From: Philippe Verdy (email@example.com)
Date: Sun Dec 05 2004 - 10:21:57 CST
From: "Ray Mullan" <firstname.lastname@example.org>
>I don't see how the one million available codepoints in the Unicode
>Standard could possibly accommodate a grammatically accurate vocabulary of
>all the world's languages.
You have misread the message from Tim: he wanted to use "code points" above
U+10FFFF within the full 32-bit space (meaning more than 4 billions
codepoints, when Unicode and ISO-10646 only allow 2 millions...)
He wanted to use that to encode words on a single code point, as a possible
compression scheme. But he forgets that words can have its component letters
affected by style or during rendering.
Also a "font" or renderer would be unable to draw the text without having
the equivalent of an indexed dictionnary of all words on the planet!

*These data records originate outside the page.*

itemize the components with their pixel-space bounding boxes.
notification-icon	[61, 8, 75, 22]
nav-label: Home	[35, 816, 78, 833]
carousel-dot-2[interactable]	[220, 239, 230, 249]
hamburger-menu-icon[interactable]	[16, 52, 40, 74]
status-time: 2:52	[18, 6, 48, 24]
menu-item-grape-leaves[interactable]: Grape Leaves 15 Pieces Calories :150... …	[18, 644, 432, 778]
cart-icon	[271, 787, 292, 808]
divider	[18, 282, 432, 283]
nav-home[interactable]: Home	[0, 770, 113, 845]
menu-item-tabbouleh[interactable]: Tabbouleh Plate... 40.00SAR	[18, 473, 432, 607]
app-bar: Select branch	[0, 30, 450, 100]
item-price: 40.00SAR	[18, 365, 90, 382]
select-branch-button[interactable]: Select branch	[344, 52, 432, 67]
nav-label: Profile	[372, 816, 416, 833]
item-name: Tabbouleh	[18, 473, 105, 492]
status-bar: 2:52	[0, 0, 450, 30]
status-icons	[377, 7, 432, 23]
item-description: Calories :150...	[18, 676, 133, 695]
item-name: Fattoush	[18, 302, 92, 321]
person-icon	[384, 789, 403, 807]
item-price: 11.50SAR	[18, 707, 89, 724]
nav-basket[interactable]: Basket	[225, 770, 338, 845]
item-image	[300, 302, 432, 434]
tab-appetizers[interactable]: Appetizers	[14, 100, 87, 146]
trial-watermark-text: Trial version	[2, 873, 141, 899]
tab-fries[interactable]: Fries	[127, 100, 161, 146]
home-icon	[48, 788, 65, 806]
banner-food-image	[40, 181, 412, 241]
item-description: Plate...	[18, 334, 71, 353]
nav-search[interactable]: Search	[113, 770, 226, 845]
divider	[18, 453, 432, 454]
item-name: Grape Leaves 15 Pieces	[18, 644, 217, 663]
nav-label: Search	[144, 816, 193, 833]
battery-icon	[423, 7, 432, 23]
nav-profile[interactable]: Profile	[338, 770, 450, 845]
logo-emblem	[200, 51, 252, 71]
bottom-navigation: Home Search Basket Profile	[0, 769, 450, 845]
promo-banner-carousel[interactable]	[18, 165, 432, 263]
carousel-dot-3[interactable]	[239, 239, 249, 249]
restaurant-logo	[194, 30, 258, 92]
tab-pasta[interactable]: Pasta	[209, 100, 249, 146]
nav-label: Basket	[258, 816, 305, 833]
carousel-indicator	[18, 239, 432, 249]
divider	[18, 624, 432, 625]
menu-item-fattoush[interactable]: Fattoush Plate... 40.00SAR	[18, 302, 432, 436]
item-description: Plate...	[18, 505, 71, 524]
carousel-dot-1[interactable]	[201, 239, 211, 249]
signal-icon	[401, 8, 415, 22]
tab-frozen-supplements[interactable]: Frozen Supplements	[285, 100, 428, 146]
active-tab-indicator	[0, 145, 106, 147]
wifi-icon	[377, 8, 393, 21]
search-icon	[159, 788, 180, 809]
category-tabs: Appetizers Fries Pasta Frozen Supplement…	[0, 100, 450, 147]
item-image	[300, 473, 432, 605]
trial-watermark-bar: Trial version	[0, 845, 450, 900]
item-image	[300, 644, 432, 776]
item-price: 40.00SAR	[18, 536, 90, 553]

If compression is a goal, he forgets that the space gain offered by such
compression will be very modest face to more generic data compressors like
deflate or bzip2 that can compress the represented texts more efficiently
without even needing such large dictionnary (that is in perpetual evolution
by every speaker of any language, without any prior standard agreement
Forget his idea, it is technically impossible to do. At best you could
create some protocols that will compact some widely used words (this is what
WAP does for widely used HTML elements or attributes), but this is still not
a standard outside of this limited context.
Suppose that Unicode encodes the common English words "the", "an", "is",
etc... then a protocol could decide that these words are not important and
will filter them. What will happen if these "words" do appear in non-English
languages where they are semantically significant? These words would be
missing. To paliate this inconvenient the codepoints would only designate
the words used in one language and not the other, so "an" would have
different codes whever it is used in English or in another language.
The last problem is that too many languages do not have well-established and
computerized lexical dictionnaries, and grammatical rules that allow
composing words are not always known. The number of words in a single
language cannot also be bound to a known maximum (a good example in German
where composed words are virtually unlimited!)
So forget this idea: Unicode will not create a standard to encode words.
Words will be represented after modeling them to a script system made of
simpler sets of "letters" or "ideographs" or punctuation and diacritics. The
representation of words with those letters is an orthographic system,
specific to each language, that Unicode will not standardize.